La poétesse et romancière franco-libanaise Vénus Khoury-Ghata est décédée le 28 janvier 2026, selon des annonces diffusées par des proches et des personnalités sur les réseaux sociaux. Née le 23 décembre 1937 à Bcharré, au Liban, elle était une figure emblématique de la littérature francophone, avec une œuvre traduite dans une quinzaine de langues et récompensée par de multiples prix.
Vénus Khoury-Ghata grandit dans une famille maronite, fille d’un militaire francophone et d’une mère paysanne, dans le village de Bcharré, berceau du poète Khalil Gibran. Sœur aînée de la romancière May Menassa, elle étudie les lettres à l’École supérieure de lettres de Beyrouth. Son premier recueil de poèmes, Les Visages inachevés, paraît en 1966, suivi de Terres stagnantes en 1967. En 1971, elle publie son premier roman, Les Inadaptés. En 1972, elle s’installe à Paris après son mariage avec le médecin et chercheur Jean Ghata. Elle fuit ensuite les ravages de la guerre civile libanaise, qui éclate en 1975.
Au cours de sa carrière, Vénus Khoury-Ghata produit une quarantaine de romans et recueils de poésie, explorant des thèmes comme l’exil, la mémoire, la guerre, l’identité et la condition féminine. Ses romans incluent Le Fils empaillé (1980), Vacarme pour une lune morte (1983), Mortemaison (1986), Bayarmine (1988), La Maîtresse du notable (1992), Une maison au bord des larmes (1998), Sept Pierres pour la femme adultère (2007), La fiancée était à dos d’âne (2013) – lauréat du Prix Renaudot du livre de poche en 2015 –, et Les Derniers Jours de Mandelstam (2016), primé par le Prix Geneviève-Moll de la biographie en 2017. Parmi ses publications récentes figurent Ce qui reste des hommes (2021) et Marina Tsvétaïéva, mourir à Elabouga (2019).
En poésie, son style lyrique et baroque, influencé par ses racines orientales, traite de la perte et de l’exil. Des recueils notables incluent Les Ombres et leurs cris (1979), récompensé par le Prix Guillaume-Apollinaire en 1980, Monologue du mort (1986), Anthologie personnelle (1997), Compassion des pierres (2001), Les Obscurcis (2008), Où vont les arbres ? (2011) – Prix de poésie Pierrette-Micheloud en 2012 –, et Demande à l’obscurité (2020). Elle signe aussi des ouvrages pour enfants, comme Leçon d’arithmétique au grillon (1987) ou À quoi sert la neige ? (2009). Ses derniers travaux comprennent Désarroi des âmes errantes (2024) et Qui parle au nom du jasmin (2025).
Vénus Khoury-Ghata reçoit de nombreuses distinctions : le Grand prix de poésie de l’Académie française en 2009, le Prix Goncourt de la poésie en 2011, le Prix littéraire Prince Pierre de Monaco en 2022, et le Prix Ganzo la même année.
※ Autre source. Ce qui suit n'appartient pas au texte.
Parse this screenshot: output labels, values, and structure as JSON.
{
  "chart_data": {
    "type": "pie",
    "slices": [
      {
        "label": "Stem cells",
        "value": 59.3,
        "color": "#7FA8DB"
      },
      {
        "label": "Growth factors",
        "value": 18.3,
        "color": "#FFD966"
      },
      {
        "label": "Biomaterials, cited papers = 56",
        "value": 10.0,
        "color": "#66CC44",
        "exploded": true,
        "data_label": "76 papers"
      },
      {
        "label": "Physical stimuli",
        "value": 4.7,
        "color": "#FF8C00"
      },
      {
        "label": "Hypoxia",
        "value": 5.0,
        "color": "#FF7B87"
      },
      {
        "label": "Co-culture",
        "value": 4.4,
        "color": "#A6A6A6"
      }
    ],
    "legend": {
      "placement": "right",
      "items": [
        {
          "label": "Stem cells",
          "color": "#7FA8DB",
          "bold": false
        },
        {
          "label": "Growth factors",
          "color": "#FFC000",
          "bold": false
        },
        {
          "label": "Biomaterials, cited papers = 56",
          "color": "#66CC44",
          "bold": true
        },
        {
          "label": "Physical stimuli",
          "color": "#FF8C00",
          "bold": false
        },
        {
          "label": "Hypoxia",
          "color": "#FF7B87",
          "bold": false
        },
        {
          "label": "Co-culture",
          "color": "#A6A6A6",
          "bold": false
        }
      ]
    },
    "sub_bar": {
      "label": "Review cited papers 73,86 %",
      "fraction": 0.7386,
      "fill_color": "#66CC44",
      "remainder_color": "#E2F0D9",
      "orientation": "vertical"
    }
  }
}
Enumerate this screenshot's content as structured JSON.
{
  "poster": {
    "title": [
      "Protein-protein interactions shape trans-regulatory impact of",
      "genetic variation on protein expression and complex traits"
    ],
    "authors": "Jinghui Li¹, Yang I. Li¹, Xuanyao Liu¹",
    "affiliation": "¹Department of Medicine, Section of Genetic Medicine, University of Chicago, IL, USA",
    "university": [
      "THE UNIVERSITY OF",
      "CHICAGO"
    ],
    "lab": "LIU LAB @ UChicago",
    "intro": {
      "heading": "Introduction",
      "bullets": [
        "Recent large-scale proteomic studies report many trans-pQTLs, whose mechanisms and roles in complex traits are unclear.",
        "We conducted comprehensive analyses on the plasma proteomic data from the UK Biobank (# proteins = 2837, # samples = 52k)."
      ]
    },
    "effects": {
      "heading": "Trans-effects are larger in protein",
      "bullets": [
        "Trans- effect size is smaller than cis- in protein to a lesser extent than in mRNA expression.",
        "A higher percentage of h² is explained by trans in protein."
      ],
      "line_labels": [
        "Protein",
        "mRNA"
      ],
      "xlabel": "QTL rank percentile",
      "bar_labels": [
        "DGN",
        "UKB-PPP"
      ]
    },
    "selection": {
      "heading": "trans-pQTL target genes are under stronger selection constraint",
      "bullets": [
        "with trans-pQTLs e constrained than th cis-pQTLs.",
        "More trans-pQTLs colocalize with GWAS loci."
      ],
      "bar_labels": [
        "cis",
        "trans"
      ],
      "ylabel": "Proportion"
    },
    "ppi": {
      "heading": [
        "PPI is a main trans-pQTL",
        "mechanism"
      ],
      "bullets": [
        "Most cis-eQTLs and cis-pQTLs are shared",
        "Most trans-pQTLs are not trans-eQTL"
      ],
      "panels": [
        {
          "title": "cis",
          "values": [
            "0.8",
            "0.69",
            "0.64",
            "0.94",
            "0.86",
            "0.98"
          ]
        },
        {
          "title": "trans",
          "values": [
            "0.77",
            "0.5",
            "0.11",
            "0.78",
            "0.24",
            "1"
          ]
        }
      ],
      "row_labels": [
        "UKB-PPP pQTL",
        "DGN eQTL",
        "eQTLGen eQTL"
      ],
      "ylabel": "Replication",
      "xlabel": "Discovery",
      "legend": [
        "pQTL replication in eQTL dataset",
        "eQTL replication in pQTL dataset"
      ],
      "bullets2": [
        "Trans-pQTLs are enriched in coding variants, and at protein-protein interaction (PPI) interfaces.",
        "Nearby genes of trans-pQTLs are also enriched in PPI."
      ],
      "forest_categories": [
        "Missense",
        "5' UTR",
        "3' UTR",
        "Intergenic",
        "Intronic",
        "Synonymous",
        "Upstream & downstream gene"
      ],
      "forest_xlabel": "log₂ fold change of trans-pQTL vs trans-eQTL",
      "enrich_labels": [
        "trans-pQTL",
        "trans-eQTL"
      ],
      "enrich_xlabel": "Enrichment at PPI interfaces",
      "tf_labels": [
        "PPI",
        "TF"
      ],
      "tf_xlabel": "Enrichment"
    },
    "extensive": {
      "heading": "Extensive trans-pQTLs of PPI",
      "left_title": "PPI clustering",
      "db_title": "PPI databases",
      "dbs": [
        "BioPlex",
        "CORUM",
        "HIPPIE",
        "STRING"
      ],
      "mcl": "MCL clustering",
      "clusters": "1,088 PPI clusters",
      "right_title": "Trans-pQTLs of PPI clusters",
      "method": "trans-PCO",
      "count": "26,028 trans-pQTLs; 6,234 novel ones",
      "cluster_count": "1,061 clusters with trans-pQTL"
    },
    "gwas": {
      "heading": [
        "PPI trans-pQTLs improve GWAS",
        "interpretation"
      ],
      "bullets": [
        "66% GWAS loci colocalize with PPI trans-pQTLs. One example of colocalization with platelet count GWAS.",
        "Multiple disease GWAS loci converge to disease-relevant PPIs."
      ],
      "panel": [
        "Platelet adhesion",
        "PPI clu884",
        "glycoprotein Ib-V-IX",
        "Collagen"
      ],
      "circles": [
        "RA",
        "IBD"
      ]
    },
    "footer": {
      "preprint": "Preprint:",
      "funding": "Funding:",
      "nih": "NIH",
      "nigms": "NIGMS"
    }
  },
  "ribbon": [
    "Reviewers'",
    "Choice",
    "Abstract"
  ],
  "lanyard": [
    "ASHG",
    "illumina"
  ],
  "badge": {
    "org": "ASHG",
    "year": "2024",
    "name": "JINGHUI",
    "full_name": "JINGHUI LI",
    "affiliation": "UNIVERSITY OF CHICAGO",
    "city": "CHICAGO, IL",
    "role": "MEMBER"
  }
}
Nommée Chevalière de la Légion d’honneur en 2000, elle est promue Officière en 2010 et Commandeur en 2017. Elle devient Commandeur de l’Ordre des Arts et des Lettres en 2022 et Grande officière de l’Ordre national du Mérite en 2023. Membre de l’Académie Mallarmé et du Parlement des écrivaines francophones depuis 2018, elle préside le jury du grand prix national de la poésie en 2017 et rejoint les Jeux floraux en 2022 comme Maître ès Jeux.
Influencée par son enfance à Bcharré et les traumatismes de la guerre du Liban, son œuvre fusionne héritage oriental et expression francophone, offrant une méditation sur la résilience et l’exil. Vénus Khoury-Ghata laisse un héritage littéraire qui inspirera les générations futures. Les détails sur ses funérailles et les hommages officiels sont attendus dans les prochains jours.